We are not made for the mountains, for sunrises, or for the other beautiful attractions in life - those are simply intended to be moments of inspiration. We are made for the valley and the ordinary things of life and that is where we have to prove our stamina and strength.
Perhaps not everyone believes that movies mimic real life, but when I think about some of the most motivational videos I’ve seen, they include some sort of three-minute Hollywood montage where the underdog trains like hell for the upcoming battle of wills. Some that come to mind are Rocky and Kickboxer. Something about them gets you fired up like nothing else! Montages certainly have their virtues when it comes to motivating people and getting them off of their chairs. At the same time, they have another effect.
They set unrealistic expectations of hard work.
I recently watched an awesome talk by Eric Reis, author of The Lean Startup, which really got me thinking about this Hollywood phenomenon. He talks about the movie The Social Network, and the montage that shows how Mark Zuckerberg created Facebook. Essentially, the movie makes Facebook’s creation out to be a quick process and an overnight success. Without a doubt, Facebook quickly rose to success, but they are certainly the anomaly. However, far more sweat and elbow grease went into the creation of Facebook than The Social Network makes it seem.
Here is the dirty, ugly, inconvenient truth:
To master something and/or to have success in your endeavors, you will need to work far longer and harder than you thought was even possible.
That’s why I have such a problem with the movie montage. Growing up, I thought it would only take a few months of sweating and putting in the effort to make my dreams a reality. However, even for the boy genius that is Mark Zuckerberg, his first website was created when he was he was only 15. That means it took him 5 years of learning before he even began to create Facebook, not to mention the years of work after to grow it to what it has become today.
Short-term expectations lead people to give up on their dreams after only months because they have this deep-seated belief that if they were really supposed to have success, they would have it after months of hard work. Since no success has come their way yet, it’s best to settle for a job that pays a wage and provides some certainty.

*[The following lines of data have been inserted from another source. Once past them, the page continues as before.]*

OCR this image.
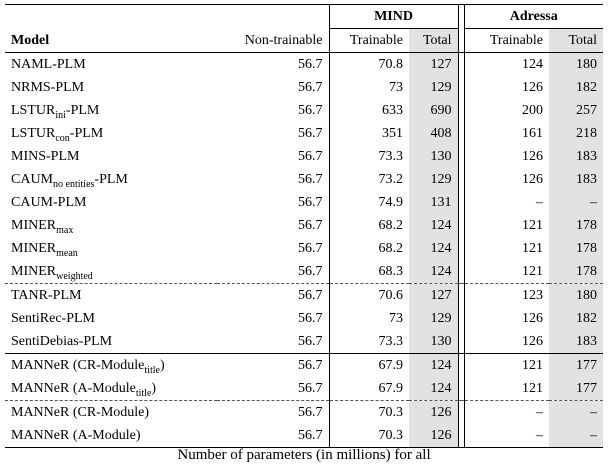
		MIND			Adressa	
Model	Non-trainable	Trainable	Total		Trainable	Total
NAML-PLM	56.7	70.8	127		124	180
NRMS-PLM	56.7	73	129		126	182
$LSTUR_{ini}$-PLM	56.7	633	690		200	257
$LSTUR_{con}$-PLM	56.7	351	408		161	218
MINS-PLM	56.7	73.3	130		126	183
$CAUM_{no entities}$-PLM	56.7	73.2	129		126	183
CAUM-PLM	56.7	74.9	131		–	–
$MINER_{max}$	56.7	68.2	124		121	178
$MINER_{mean}$	56.7	68.2	124		121	178
$MINER_{weighted}$	56.7	68.3	124		121	178
TANR-PLM	56.7	70.6	127		123	180
SentiRec-PLM	56.7	73	129		126	182
SentiDebias-PLM	56.7	73.3	130		126	183
MANNeR (CR-Module$_{title}$)	56.7	67.9	124		121	177
MANNeR (A-Module$_{title}$)	56.7	67.9	124		121	177
MANNeR (CR-Module)	56.7	70.3	126		–	–
MANNeR (A-Module)	56.7	70.3	126		–	–
Number of parameters (in millions) for all
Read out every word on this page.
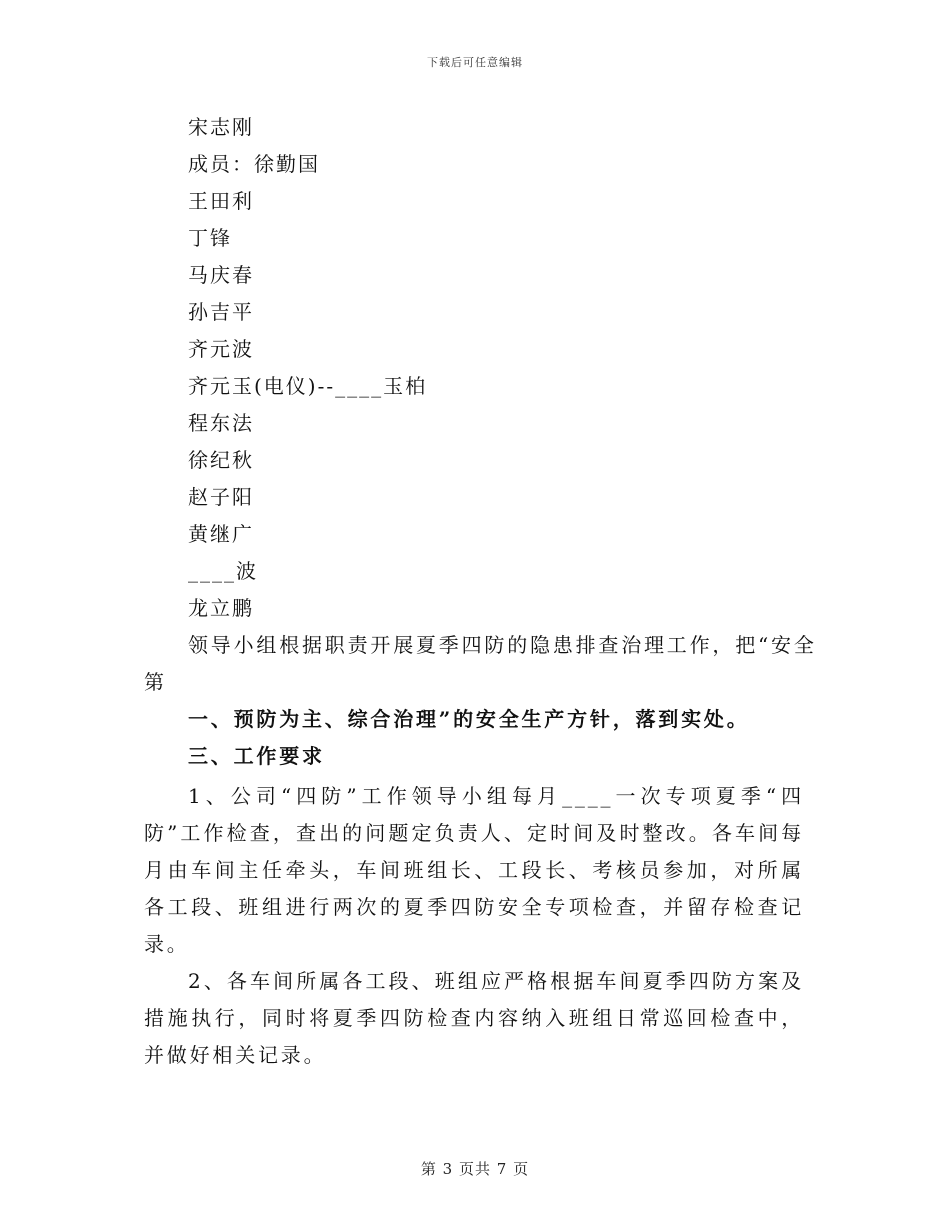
下载后可任意编辑
宋志刚
成员：徐勤国
王田利
丁锋
马庆春
孙吉平
齐元波
齐元玉(电仪)--____玉柏
程东法
徐纪秋
赵子阳
黄继广
____波
龙立鹏
领导小组根据职责开展夏季四防的隐患排查治理工作，把“安全
第
一、预防为主、综合治理”的安全生产方针，落到实处。
三、工作要求

1、公司“四防”工作领导小组每月____一次专项夏季“四防”工作检查，查出的问题定负责人、定时间及时整改。各车间每月由车间主任牵头，车间班组长、工段长、考核员参加，对所属各工段、班组进行两次的夏季四防安全专项检查，并留存检查记录。

2、各车间所属各工段、班组应严格根据车间夏季四防方案及措施执行，同时将夏季四防检查内容纳入班组日常巡回检查中，并做好相关记录。

第 3 页共 7 页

Success and breakthroughs are on no definite timeline.
It may come very quickly for some who are in the right place at the right time with the right amount of talent, or it may never come at all. I can’t guarantee you that even when you put in hard work for the rest of your life that you’ll be successful. I can, however, make you two promises.
1. You will definitely NOT be successful if you don’t put in the hard work for a very, very long time.
Spark Your Growth
If you’re like I was and have preconceived notions about the path to success and how long it will take, I urge you to reconsider. Hard work is not glamorous. Sometimes it is tedious. Sometimes it’s painful. You’ll probably have to make sacrifices in other areas of your life to pursue your dreams. You’ll be tempted. You’ll fail. You’ll feel unmotivated.
Here’s the good news: When you commit to hard work, and I mean with your whole being, and you commit yourself to a dream, you will separate yourself from the vast majority of people. People won’t notice, and you probably won’t be praised for the work you do behind closed doors. In fact, some people might criticize you, especially if you haven’t been hanging around as much since you've begun your journey.
This is why it’s imperative to believe in yourself and your dream. You need to know that you are on the right path, and that you are capable of achieving. I promise, if you’re reading this, then you already are.